Capital: How does the Gates Foundation measure the impact of its initiatives and programs?

Mark Suzman: Everything we do comes back to impact, which we measure in lives saved and opportunities created for all to reach their full potential. That starts with access to essential healthcare, which translates to a decrease in maternal mortality rates, a reduction in preventable childhood deaths, and wider access to life-saving medicines and treatments. Alongside our partners, we’re working toward a future where mothers make it safely through childbirth, children grow up healthy, and everyone’s basic needs are met through robust healthcare systems. To get there, we support initiatives that strengthen healthcare infrastructure, train healthcare workers, and promote preventative measures.

We also recognize that societies can’t progress if women don’t have economic power. When women have equal access to financial tools and education, when they can start businesses and make and control their money, and when they can make decisions about their health, it’s not just the women themselves who benefit—so do their communities and even their countries. We support programs that help women break the cycle of poverty, through financial tools and financial literacy, access to loans and savings accounts, prenatal care and nutrition interventions, and other means.

The foundation also focuses on long-term food security and climate resilience. Success here involves not only increased crop yields for farmers but also the adoption of sustainable agricultural practices. We do this by supporting the development and delivery of drought-resistant seeds and hardy livestock breeds, digital tools to help farmers get ahead of weather shocks, and other innovations that increase productivity.

Finally, we continue to fund and work closely with on-the-ground partners to support the country’s most vulnerable. This aligns with our commitment to promote diversity, equity and inclusion across the foundation and its operations. We are committed to building a workforce and partnerships that are representative of the communities we serve.

Capital: In what ways do you collaborate with other organizations to maximize your impact?
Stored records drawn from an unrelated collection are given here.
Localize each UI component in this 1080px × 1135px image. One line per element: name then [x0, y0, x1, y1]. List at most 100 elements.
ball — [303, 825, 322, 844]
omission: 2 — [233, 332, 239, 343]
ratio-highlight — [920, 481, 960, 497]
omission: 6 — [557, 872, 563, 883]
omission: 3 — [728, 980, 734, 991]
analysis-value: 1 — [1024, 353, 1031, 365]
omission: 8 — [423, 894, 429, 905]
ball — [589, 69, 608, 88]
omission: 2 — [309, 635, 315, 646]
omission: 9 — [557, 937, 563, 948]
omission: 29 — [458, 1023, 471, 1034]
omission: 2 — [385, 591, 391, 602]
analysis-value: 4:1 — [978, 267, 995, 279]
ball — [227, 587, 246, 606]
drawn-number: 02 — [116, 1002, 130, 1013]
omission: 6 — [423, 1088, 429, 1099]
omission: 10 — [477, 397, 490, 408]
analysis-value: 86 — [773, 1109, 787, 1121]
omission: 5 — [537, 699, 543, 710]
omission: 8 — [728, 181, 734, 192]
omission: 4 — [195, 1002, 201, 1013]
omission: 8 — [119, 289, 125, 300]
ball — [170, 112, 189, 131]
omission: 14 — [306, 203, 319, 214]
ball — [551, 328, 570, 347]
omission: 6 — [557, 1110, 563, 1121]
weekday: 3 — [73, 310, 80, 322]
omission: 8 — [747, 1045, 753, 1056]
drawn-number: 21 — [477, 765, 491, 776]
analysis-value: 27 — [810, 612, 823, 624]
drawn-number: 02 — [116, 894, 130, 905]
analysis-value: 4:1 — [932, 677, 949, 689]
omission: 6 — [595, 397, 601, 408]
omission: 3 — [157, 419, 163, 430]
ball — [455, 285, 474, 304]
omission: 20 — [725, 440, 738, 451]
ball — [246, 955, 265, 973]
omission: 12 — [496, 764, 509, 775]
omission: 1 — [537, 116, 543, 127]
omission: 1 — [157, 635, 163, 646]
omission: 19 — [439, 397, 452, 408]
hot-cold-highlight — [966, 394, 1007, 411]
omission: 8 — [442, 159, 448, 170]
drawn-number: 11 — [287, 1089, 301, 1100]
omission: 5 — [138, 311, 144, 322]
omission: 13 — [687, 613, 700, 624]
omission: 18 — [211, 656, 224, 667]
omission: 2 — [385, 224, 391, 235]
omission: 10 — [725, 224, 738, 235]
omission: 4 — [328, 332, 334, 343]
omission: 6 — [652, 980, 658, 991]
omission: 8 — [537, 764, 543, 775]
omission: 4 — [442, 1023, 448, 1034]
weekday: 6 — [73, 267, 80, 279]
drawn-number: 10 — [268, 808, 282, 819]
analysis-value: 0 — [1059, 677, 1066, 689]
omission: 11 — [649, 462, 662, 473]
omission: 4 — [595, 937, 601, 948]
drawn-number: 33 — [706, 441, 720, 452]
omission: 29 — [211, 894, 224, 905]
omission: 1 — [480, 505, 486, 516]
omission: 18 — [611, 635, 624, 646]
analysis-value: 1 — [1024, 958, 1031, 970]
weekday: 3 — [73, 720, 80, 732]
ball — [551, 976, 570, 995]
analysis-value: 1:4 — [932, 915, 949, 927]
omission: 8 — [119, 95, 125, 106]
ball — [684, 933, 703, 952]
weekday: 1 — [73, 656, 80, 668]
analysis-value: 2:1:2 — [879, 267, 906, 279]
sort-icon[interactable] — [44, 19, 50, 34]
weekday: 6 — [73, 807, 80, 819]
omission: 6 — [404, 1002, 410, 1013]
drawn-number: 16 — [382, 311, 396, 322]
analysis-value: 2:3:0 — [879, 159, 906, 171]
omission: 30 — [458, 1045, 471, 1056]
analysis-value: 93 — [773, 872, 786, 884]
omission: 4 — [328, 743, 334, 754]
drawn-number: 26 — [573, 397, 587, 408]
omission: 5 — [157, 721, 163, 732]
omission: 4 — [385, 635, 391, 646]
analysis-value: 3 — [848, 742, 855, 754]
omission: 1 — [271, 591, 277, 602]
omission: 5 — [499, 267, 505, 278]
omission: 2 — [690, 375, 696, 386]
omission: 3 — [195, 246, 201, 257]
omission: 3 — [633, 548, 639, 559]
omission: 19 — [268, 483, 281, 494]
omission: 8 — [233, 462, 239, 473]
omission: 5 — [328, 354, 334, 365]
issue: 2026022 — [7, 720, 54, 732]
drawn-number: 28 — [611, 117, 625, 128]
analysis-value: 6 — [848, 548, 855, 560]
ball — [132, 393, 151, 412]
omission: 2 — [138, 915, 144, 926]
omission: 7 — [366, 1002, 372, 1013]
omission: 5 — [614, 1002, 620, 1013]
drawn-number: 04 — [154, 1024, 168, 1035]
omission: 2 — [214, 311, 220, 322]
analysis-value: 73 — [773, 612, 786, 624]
Mark Suzman: We do all our work with and through our partners – whether they’re local institutions, governments, or multilateral organizations.

In our priority countries, we work with local organizations – who know best what their communities need and want – to improve health and development outcomes. We also work with research institutions and government agencies to support national development priorities and advocate for policy changes that will help more people live healthy and productive lives.

We also frequently co-create and co-fund initiatives with other organizations, working collaboratively to pool resources and leverage our diverse strengths to achieve a greater impact than any of us could working alone. For example, we work closely with Gavi, The Vaccine Alliance, providing funding for research and innovation that supports vaccine delivery to low-and middle-income countries. Our alliance with Gavi also enables us to complement and support the Global Polio Eradication Initiative’s work on strengthening routine immunization against polio in Gavi-supported countries.

Capital: Is your foundation doing anything to help mitigate the impact of the conflict in Northern Ethiopia?

Mark Suzman: Our thoughts are with everyone affected by the conflict. We understand that armed conflict of any nature can have a humanitarian impact on the most vulnerable communities. In just the past few years, the country has experienced COVID, drought, floods, a locust outbreak, a major conflict, and displacement of people. Taken together, these shocks have disrupted so many of Ethiopia’s hard-won gains.

We continue to work collaboratively with the Ethiopian government to improve health and economic development outcomes across the country and hope that individuals impacted by political instability and armed conflict can find peaceful solutions to these issues, as they are critical for the overall well-being of their citizens.